Saturday, December 1, 2007

Week 14

Austin Destroying is playroom on Thanksgiving
The Best looking Turket Ever!
Alex
Emerson
Maxim
The Turkey Triplets

The Mama...I felt left out!


Daddy & His Boys...Pic from the photo shoot we had! Max is so mad!!!







Week 14

So Thanksgiving was wonderful. I cooked a meal that I think was a huge success. Everyone seemed to like it. We had around 15 people not including the kids. They where wonderful. They were held by everyone and loved all the attention. It was wonderful to see them with family. They are getting so big. All well over 10lbs. They are now in clothes size 3-6mos. I can't believe it. They grew out of all their newborn and 0-3 month clothes in just 1 month. They are super babies, I personally think it's the breast milk. They all have those huge cheeks. I bite them daily. OK so we hit some big milestones this week. Both Emerson and Max found their voices. Alex found his a while ago. He has been cooing and laughing for almost a month. But anyway, Max was sitting in his bouncy seat watching a Baby Einstein DVD and he laughed out loud scarring himself half to death. Than he began cooing and making gestures at the television.
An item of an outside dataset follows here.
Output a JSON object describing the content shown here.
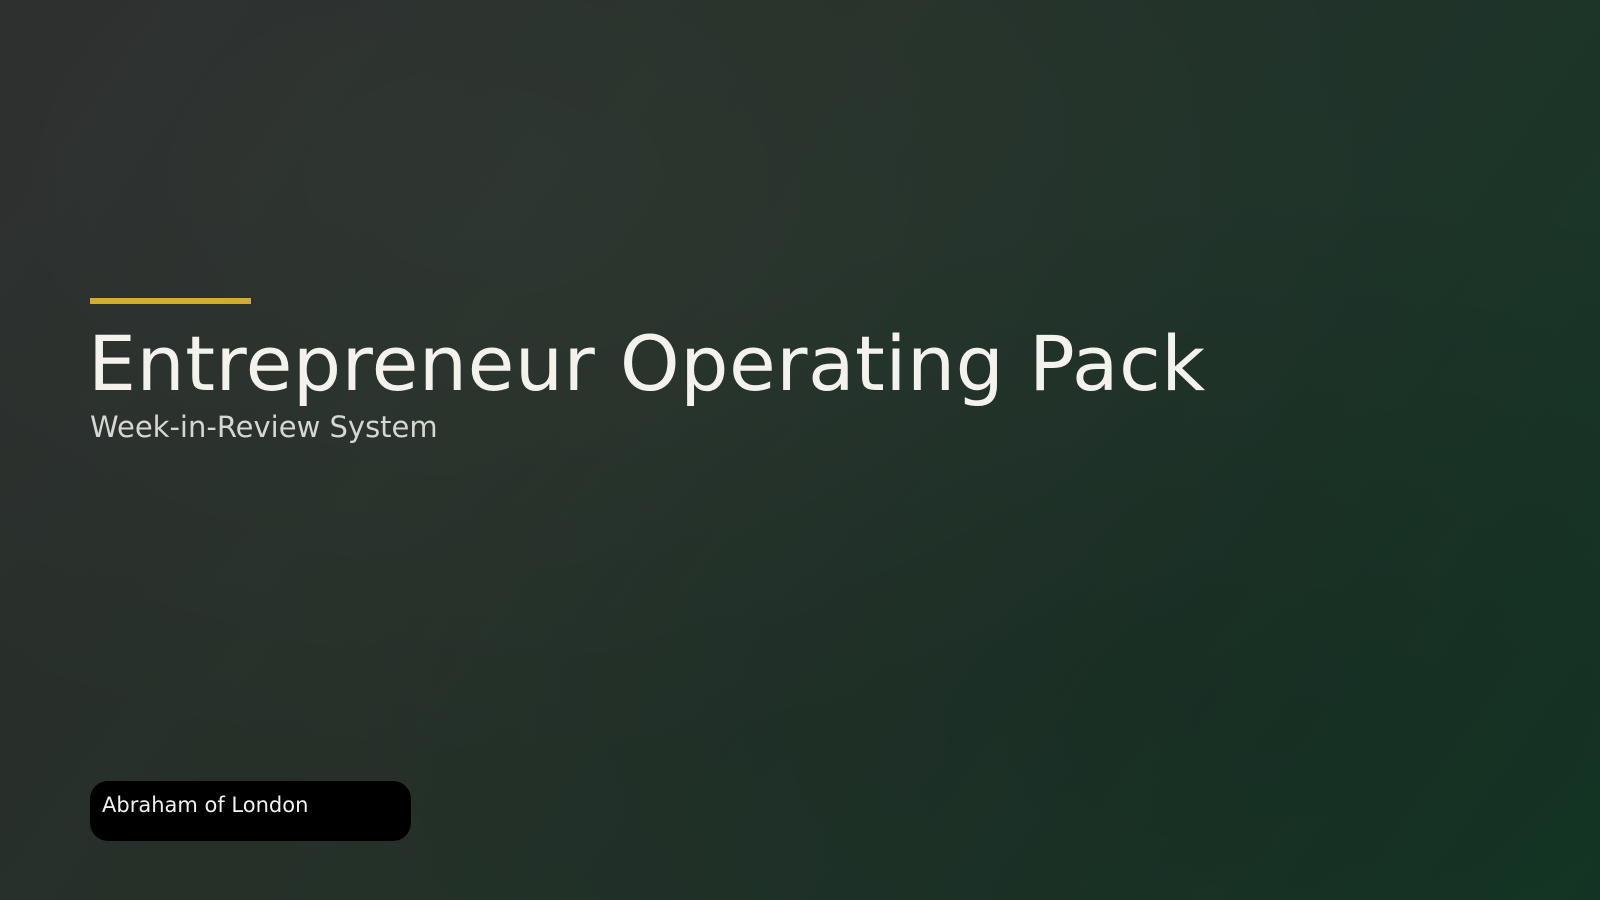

It was amazing to see his reaction to finding his voice. Than within 24 hours Emerson found his. He was sitting in his swing looking up at the mobile and started cooing. He seemed so proud. Now all of a sudden they are carrying on cooing conversations. It's so cute. They grow so fast.

I sit in my chair looking at them and just cry. I can't believe David and I made them. Less than a year ago I had no clue. I was selfishly living my quite existence contemplating going back to work when Austin went to Kindergarten. Man o Man was I about to get the shock of a lifetime. Within 1 month My Grandma died(I miss her so much it hurts), We bought our house and we found out we were pregnant. As this year comes to an end I can't help but reflect on what had to be the best and worst year of my entire life. I believe God brought these healthy happy babies into my life actually our lives as a replacement for all those lost this year. I have to believe that just to get through the day.I need to talk about my Grandmother for a moment. Lately I have missed her more than I did when she first died. I went call her the other day when the boys where cooing at each other. I thought "Grandma would love this. My heart ached when I realized she would never know them and they would never know her. Don't get me wrong, my Grandma was a pain sometime. But, I loved her so much. I can close my eyes and still hear her voice. And every time I look at my hands I see hers. I wish she would have held on to see them. But I know she is out of pain now and somewhere happy and healthy. I like to think she knows the babies exist, that she had a conversation with God and made it happen. I even think she helped create the three of them just as a last joke...like "I'll show her!" I MISS YOU GRANDMA! I wish all those that where lost this year where still here but if you had a choice between here and heaven...what would you choose?

Now for the next holiday. Christmas is coming. I got a good jump on shopping. I got up at 4am and went shopping on black Friday. I know it was crazy but hey I saved some bucks and when you have four kids every $$ counts. I hit Toys R'Us and Target. Thanks TiTi for helping David with the boys. I still have a ton more to do but I think I will do it online. Home delivery ROCKS! On Christmas day we will be having open house from 2pm on. If you wanna come over, we'll be here. We will not be taking the boys out because of RSV and other virus' that are dangerous for them. So, if you wanna see us, we'll be here and as long as your healthy, come on by!